Exactly, there's a layer (integration testing) where I usually do need to have a test against a mock to validate my function doing the external call is passing a request I expect. I can break it down into a parameter supplier function that will generate the proper request params and test that but I don't see any gain in abstracting that away simply to avoid mocks.
You use a "VCR" module to record the real request and response and then play it back in your unit test. Boom you get the power of an integration test with the speed and determinism of a unit test. Then you turn off the VCR in CI to catch if/when the upstream API changes on you and now it's a real integration test.
The problem with write tests, not too many, mostly integration is that unit tests are too damn good at giving you instant feedback and a tight dev loop. So we turned integration tests into unit tests. Combined with SQLite :memory: for unit tests and Postgres for the final integration tests we don't have to mock anything.
Source: Currently use this method at $dayjob with great success.

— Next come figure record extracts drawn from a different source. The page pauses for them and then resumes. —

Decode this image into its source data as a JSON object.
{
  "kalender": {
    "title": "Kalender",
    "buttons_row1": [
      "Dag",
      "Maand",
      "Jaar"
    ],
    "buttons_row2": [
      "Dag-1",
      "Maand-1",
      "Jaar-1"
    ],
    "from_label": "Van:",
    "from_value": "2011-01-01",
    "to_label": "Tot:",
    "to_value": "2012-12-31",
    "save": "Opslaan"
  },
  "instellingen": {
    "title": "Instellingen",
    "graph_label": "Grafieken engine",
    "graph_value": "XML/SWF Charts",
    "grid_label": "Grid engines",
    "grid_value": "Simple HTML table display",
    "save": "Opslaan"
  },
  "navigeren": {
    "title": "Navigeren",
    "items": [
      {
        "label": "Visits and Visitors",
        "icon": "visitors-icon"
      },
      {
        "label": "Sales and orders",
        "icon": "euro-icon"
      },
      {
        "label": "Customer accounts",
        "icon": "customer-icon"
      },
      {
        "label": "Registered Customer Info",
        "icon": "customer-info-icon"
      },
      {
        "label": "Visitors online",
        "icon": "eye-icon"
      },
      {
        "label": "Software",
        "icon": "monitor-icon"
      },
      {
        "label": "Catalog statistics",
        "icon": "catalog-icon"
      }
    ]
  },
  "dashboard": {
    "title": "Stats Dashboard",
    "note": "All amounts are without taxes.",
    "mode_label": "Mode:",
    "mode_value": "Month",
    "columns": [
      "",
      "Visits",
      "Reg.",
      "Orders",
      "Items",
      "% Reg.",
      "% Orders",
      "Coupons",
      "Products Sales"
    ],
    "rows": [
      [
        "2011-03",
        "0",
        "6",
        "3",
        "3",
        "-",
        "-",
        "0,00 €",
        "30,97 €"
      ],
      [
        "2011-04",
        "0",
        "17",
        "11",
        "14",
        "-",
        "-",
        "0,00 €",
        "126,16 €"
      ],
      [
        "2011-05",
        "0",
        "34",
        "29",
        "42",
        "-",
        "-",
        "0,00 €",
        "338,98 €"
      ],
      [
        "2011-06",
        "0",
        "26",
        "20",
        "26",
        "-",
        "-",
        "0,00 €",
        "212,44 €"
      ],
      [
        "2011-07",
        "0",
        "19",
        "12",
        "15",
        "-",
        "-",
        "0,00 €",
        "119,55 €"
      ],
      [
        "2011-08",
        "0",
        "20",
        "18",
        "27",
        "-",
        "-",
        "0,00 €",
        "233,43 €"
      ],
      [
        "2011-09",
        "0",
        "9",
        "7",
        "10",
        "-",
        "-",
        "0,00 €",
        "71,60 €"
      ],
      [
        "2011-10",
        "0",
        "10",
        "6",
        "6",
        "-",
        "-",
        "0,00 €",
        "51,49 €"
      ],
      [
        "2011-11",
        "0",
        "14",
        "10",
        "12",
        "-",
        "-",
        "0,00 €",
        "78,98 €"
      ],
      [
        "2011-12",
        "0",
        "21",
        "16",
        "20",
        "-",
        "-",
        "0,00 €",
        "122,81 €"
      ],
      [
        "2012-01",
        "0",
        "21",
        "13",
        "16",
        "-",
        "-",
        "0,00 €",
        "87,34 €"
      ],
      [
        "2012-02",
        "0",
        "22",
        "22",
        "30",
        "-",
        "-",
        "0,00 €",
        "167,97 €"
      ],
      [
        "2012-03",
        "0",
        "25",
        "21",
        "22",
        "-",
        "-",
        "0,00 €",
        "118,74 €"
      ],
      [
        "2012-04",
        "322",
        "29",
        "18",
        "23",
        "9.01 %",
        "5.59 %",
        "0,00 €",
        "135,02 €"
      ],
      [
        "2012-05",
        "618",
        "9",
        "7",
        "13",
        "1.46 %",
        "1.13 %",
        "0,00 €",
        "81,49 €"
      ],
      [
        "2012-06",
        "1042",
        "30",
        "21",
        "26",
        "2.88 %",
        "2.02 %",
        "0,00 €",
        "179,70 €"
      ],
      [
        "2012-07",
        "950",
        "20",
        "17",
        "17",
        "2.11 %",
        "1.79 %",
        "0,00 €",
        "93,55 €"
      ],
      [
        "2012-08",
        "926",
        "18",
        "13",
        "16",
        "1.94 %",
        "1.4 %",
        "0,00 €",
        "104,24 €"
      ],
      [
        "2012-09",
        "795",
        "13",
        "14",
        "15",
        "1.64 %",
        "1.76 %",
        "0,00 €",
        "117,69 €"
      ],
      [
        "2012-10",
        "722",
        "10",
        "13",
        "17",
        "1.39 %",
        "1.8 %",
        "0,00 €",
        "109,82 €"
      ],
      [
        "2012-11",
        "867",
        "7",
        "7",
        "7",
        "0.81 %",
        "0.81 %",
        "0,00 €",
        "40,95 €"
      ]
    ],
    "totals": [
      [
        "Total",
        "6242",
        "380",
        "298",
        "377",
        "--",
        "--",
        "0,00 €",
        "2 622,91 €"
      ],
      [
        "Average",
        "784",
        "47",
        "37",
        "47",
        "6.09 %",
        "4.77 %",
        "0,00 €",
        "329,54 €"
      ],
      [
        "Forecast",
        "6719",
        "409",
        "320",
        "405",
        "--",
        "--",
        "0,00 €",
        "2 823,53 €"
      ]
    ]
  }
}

My question was a rhetorical one, I do use request-replayers and other techniques (I've been through a bunch in the past 20+ years as they were developed).
I was challenging the absolutism of "never use mocks", it's just another technique and can be applied easily in integration tests if the guidelines are well set in the team on how to not use them.
Also, I do not do external calls in the CI/CD pipeline, it inevitably makes tests brittle and flaky.